外を見るともう暗くなっていた。ニューロリンカーの時計を見るともう6時になっていた。
「こんな時間だから今日は帰るね」
「うん。ねえ、これから一緒に学校に行かない?」
「いいけど急にどうしたの?」
「奨真君と一緒に登下校するのが楽しいの。他の人はどこか壁があるように接してくるけど、奨真君は気軽に接してくれるから一緒にいると楽しいの。奨真君は楽しい?」
「俺も楓子ちゃんみたいな人は初めてだから一緒にいて楽しいよ」
「ふふ。私達ってなんだか似てるね」
「そうだね。明日土曜日だから義足を使いこなす練習しない?義足もまだ完成してないから完璧に作りたいし」
「うん!明日はよろしくね」
「うん」
俺と楓子ちゃんは部屋を出て玄関まで行った。するとリビングから楓子ちゃんのお母さんが出てきた。

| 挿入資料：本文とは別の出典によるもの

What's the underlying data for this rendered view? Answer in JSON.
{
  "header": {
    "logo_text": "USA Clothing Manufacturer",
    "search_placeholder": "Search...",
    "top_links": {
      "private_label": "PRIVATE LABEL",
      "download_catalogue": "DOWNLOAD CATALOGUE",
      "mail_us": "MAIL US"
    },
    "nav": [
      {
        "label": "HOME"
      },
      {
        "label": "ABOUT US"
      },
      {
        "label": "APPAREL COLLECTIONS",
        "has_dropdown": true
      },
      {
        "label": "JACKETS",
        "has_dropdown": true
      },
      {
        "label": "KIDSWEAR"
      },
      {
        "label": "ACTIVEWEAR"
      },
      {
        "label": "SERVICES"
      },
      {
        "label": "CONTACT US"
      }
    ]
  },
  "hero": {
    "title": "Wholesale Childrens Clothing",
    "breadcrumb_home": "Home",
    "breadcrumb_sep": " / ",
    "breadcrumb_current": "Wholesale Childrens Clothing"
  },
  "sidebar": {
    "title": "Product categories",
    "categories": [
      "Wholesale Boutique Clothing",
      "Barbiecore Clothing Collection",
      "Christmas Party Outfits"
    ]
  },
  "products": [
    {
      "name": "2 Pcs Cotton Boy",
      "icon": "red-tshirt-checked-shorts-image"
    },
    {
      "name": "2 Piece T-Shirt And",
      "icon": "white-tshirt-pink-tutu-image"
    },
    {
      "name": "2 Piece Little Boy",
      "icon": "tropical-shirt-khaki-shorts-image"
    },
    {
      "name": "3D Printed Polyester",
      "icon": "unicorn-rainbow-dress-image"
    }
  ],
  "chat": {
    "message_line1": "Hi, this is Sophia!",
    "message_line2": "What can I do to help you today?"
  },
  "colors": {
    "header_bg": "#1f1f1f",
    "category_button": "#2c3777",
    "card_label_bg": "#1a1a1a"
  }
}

「今日は楓子と遊んでくれてありがとね。またいつでもきてね」
「はい!楓子ちゃん、またね。お邪魔しました」
俺は楓子ちゃんの家を出て家に帰った。
「楓子。友達ができてよかったね」
「うん!」
橘奨真君。歩くのを諦めていた私に希望をくれた男の子。今日一緒に遊んで私は彼の事をもっと知りたくなった。
「あんなに優しい子はそう簡単に出会えないから仲良くしなさいよ」
「もちろんだよ!明日も一緒に遊ぶ約束をしたんだ!あと私が義足を使いこなす練習に付き合ってくれるって言ってくれたんだ!」
「そう。よかったね」
「うん!」
明日が楽しみだなぁ。私とお母さんはリビングに入って今日奨真君と何をしたのかを話した。